Nice course. This course is very good to build your fundamental knowledge for machine learning. This course gave me very clean and straight forward understand how mathematics play very important role in machine learning field.

By Himanshu G

Jun 13, 2020

Thank you for designing such a wonderful course. I find difficulty in understanding the concepts related to eigenvalue and eigenvectors and Page Rank. Otherwise, the other concepts have been beautifully explained. Thank you!

By Neelam J U

Jul 14, 2020

I really enjoyed the application of the abstract mathematical concept to real-world problems. This shift from conventional teaching of the subject makes one realise why math is at the core of all technological developments.

By Liu Z

May 6, 2019

As for Chinese students, this course clearly explain the vectors, vector multiplication in a graph way, which for me is very useful, instead of in many Chinese university, which just state formula of calculating the vector.

By Jurij N

Jun 18, 2018

I was very satisfied with the course.
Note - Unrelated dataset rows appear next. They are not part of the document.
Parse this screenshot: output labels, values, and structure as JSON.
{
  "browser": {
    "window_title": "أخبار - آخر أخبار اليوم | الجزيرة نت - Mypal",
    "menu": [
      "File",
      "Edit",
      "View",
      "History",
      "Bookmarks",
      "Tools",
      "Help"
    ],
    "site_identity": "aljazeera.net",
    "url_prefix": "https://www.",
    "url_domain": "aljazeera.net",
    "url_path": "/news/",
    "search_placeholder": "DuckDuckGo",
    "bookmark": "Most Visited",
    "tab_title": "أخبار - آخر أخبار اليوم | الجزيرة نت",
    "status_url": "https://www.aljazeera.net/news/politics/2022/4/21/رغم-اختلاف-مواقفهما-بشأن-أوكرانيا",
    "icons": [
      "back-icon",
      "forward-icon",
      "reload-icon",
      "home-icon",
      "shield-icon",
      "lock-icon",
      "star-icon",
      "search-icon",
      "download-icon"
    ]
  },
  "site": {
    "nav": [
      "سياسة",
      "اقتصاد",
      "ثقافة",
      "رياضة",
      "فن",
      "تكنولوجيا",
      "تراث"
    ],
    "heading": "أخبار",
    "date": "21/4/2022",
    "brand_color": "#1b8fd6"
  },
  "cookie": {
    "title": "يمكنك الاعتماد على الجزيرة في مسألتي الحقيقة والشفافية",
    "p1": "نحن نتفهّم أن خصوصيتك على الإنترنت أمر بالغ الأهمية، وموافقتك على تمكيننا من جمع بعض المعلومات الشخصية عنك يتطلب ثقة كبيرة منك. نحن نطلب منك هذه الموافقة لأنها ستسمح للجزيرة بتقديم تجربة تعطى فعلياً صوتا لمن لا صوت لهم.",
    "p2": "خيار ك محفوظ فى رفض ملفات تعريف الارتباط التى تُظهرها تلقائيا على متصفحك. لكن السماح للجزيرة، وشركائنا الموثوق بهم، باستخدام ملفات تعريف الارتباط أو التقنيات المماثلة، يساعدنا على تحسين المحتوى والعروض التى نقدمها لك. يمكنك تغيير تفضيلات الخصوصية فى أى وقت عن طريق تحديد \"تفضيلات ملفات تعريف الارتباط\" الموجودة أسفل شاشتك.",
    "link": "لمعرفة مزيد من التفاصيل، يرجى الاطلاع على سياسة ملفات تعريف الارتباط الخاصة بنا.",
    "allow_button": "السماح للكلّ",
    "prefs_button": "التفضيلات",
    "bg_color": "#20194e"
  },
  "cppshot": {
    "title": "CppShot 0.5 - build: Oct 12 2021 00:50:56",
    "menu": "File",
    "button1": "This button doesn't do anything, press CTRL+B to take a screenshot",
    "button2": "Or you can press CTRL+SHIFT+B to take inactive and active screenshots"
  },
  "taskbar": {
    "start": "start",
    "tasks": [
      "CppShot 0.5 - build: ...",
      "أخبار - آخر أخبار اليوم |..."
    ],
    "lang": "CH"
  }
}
I'm really grateful for the effort they put into the programming exercises, so I finally began to put the theoretical knowledge into code. From now on I am able to experiment by myself.

By Fabricio O

May 22, 2019

Great pace and content very nicely curated. Loved it and will carry on with the specialisation. I am a professor myself and I am also learning a lot about good practices when it comes to teaching. Could not recommend more!

By Aldrich W

Aug 17, 2020

Love this course! Prof. David Dye is exceptionally great at explaining these concepts and the British accent also promotes my learning substantially. I'll definitely take the second course in the specialization very soon.